Мы поняли: для нас кончилось время бесконечных теоретических занятий, споров и словопрений. Наступила пора действовать.

Заняв места у круглых, как на корабле, иллюминаторов, приготовились наматывать на ус все, что будет говорить Бобров. (Чтобы слышать его, нас снабдили радионаушниками.)

— Делаем круг над аэродромом, — объявил он.

Сверху зимнее летное поле было похоже на бухгалтерскую ведомость с графами-дорогами, а самолеты — на «птички», которые так любят ставить кассиры.

— А теперь осмотрим площадки, — полковник то и дело просил пилота снизиться и указывал нам на особенности каждой. Впрочем, было у площадок и нечто общее — крайне небольшие размеры. Чтобы приземлиться на какой-нибудь из них даже с убранным шасси, потребовалось бы немало умения.

— Лучше ими не пользоваться, — вздохнул Лобанов.

Потом нас стали перебрасывать с одного запасного аэродрома на другой. Мы выходили из самолета и там тоже снимали кроки.

Каждый должен был запомнить размеры взлетно-посадочных полос, их посадочные курсы, местонахождение приводных радиостанций; подходы к аэродромам, их рельеф и покров, расположение построек.

Во всем этом нам помогали разобраться штурманы полков, встречавшие нас как именитых гостей.

Только под вечер мы вернулись домой, усталые, изрядно проголодавшиеся. Кобадзе и Истомин устроили нам за ужином, что называется, по горячим следам экзамен на знание района полетов.

Целых три дня длилась предварительная и предполетная подготовка. И все это время мы с нетерпением ждали своего часа. И вот он пробил.

Перед тем как забраться в свою кабину, инструктор долго стоял на стремянке и рассказывал мне, что произойдет с самолетом на взлете, куда переместятся стрелки приборов, как будет вести себя двигатель на разных режимах работы и как это должно отражаться на полете.

Теоретически мне все было известно. Хотелось скорее подняться в воздух, и, может, поэтому я поспешно кивал головой, проверяя руками, хорошо ли облегает голову шлемофон и как подогнаны привязные ремни. Но инструктор не спешил. Он перегнулся через борт и посмотрел, правильно ли я закрепил соединительную муфту противоперегрузочного костюма.

Когда мы впервые увидели этот костюм на одном из летчиков, то невольно засмеялись — так странно выглядели зеленые короткие капроновые штанины с широким поясом, внутрь которых была вмонтирована резиновая камера.

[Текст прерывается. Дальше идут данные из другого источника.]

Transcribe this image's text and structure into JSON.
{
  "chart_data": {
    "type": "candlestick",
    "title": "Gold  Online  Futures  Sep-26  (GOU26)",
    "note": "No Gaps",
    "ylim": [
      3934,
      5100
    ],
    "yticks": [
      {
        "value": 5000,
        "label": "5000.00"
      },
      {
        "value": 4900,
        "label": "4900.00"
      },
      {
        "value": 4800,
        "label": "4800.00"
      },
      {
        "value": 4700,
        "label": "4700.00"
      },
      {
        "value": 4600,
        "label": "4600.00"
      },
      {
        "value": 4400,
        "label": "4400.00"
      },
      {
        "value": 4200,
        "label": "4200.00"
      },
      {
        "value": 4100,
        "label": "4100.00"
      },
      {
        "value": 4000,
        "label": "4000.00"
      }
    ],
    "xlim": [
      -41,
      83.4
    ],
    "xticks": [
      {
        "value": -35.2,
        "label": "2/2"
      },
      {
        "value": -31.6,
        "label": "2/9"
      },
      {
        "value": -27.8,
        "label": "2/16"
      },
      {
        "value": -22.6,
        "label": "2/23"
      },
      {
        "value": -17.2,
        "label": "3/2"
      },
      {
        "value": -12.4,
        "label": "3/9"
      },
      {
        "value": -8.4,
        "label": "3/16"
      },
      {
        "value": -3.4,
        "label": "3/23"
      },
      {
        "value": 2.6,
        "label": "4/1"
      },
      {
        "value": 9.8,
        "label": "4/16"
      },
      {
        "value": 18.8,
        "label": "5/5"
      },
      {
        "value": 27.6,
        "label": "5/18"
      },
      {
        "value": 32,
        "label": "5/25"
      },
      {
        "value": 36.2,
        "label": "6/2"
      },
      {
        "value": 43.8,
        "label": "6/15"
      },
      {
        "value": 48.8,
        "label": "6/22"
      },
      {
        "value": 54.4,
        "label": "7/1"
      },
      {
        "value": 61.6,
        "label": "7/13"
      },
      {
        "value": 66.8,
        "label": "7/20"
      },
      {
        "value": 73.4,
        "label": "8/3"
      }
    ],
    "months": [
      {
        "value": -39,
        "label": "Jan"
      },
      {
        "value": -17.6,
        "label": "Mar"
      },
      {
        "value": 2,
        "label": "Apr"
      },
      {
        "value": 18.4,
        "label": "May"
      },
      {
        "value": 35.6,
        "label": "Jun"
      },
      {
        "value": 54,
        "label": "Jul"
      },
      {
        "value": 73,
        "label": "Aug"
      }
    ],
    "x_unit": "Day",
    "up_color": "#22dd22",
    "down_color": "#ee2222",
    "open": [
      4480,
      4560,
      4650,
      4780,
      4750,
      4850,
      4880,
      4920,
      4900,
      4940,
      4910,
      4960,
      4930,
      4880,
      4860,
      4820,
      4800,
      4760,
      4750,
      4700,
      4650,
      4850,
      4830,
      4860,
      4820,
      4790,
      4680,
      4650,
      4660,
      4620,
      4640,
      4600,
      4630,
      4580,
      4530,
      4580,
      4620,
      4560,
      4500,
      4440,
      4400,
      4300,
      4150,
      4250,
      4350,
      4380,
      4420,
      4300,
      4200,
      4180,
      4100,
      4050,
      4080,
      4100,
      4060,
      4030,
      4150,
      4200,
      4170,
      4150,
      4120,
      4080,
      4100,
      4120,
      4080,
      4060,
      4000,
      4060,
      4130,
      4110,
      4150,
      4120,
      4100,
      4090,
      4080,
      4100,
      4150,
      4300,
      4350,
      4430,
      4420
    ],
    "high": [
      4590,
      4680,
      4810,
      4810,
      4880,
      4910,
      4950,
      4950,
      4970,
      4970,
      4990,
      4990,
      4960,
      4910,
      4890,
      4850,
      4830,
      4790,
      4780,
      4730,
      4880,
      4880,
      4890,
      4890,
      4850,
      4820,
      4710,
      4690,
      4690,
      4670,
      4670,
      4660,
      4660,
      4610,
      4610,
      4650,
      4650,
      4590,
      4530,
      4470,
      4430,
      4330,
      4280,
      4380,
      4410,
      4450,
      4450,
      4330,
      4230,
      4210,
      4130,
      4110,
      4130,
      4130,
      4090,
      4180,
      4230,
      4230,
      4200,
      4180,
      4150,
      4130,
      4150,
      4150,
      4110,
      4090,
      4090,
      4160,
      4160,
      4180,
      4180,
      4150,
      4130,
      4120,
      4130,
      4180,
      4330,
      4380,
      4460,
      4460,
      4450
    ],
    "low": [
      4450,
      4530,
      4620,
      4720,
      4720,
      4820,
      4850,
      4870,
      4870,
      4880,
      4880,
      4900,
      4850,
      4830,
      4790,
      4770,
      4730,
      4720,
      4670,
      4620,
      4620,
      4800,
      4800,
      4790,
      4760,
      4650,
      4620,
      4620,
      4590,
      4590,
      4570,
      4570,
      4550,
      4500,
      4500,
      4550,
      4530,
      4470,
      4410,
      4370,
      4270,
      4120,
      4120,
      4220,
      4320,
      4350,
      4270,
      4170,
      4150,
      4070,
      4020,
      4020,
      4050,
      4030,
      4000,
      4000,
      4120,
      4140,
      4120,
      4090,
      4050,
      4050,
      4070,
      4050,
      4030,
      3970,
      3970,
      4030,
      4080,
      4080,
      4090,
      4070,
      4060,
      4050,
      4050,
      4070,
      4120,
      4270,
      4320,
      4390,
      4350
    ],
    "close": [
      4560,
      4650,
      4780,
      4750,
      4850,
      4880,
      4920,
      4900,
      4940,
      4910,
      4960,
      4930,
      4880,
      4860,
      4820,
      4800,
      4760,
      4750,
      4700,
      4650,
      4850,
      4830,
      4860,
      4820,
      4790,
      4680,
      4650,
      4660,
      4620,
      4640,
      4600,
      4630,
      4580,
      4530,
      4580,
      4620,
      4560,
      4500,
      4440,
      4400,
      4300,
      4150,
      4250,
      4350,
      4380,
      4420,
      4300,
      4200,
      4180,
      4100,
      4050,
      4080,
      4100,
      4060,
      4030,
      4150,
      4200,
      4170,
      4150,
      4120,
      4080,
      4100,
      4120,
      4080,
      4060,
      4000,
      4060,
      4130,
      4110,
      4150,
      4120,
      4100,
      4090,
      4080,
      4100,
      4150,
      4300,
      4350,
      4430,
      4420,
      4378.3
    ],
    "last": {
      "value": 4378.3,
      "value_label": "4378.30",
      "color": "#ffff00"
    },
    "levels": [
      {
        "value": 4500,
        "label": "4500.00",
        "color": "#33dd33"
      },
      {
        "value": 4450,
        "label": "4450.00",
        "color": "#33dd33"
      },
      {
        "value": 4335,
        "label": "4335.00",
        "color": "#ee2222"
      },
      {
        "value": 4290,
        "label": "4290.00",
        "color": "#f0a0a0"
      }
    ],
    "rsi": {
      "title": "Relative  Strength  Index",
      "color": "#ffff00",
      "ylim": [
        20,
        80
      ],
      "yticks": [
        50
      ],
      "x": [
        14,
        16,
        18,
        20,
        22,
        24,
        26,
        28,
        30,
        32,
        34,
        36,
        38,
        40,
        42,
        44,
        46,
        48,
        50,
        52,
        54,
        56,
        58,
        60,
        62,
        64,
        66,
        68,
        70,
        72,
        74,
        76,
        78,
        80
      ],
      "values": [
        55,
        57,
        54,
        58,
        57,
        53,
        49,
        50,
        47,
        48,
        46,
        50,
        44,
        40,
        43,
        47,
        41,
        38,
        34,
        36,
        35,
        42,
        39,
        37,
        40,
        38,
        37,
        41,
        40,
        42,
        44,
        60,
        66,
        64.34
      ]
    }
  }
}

— Вы смеетесь над своим первейшим помощником, — сказал летчик. — Он не раз еще выручит вас при перегрузках.

Ох уж эти перегрузки! Сколько приходилось испытывать их во время работы над полигоном или в воздушной зоне: при выводе самолета из пикирования, при вираже и выходе на горку, а также при выполнении других фигур. Кровь отливала от головы к ногам, в глазах темнело, ноги и руки становились по пуду, — казалось, вот-вот потеряешь сознание. А что испытывали летчики-истребители во время воздушного боя, когда самолет выполняет на повышенных скоростях самые различные фигуры сложного и высшего пилотажа, уму непостижимо. И все из-за того, что мы не могли фиксировать свои внутренние органы в определенном положении, предохранить их от смещения и растяжения.

С появлением скоростной реактивной авиации перегрузки увеличились. Нужно было какое-то устройство. И вот оно пришло на вооружение летчикам в виде коротких штанин и широкого пояса.

Костюмы были разных размеров. Мы подгоняли их с помощью шнуровки, которая закреплялась узлами. Надевался костюм поверх летного обмундирования и крепился при помощи разъемных застежек-«молний».

— Не забудьте проверить на земле при работающем двигателе плавность наполнения костюма воздухом, — сказал мне инструктор и полез на свое место.

Я кивнул, приготовившись к чему-то необычному, радостному и чуть-чуть страшному.

Руководитель полетов передал по радио:

— Вам запуск!

— К запуску! — тотчас же скомандовал инструктор. Техник снял заглушку с входного отверстия двигателя. Подключил питание.

— Есть, к запуску! — доложил он.

Оперируя тумблерами, рычагами и кранами, инструктор стал объяснять по самолетному переговорному устройству, что происходит в различных системах самолета и двигателя.

Я ждал, что самолет сейчас хорошенько встряхнется — так почти всегда было на поршневых, когда происходили первые вспышки горючего в цилиндрах, но этого не случилось.

Где-то за спиной тихонько засвистело, потом свист стал усиливаться и со временем перешел в своеобразный визг и вереск. Было похоже, что сразу тысячам чертей прищемили хвосты и они заскулили от боли.

Турбина набирала обороты. Стрелки приборов плавно двигались по шкалам циферблатов, показывая обороты, температуру, давление…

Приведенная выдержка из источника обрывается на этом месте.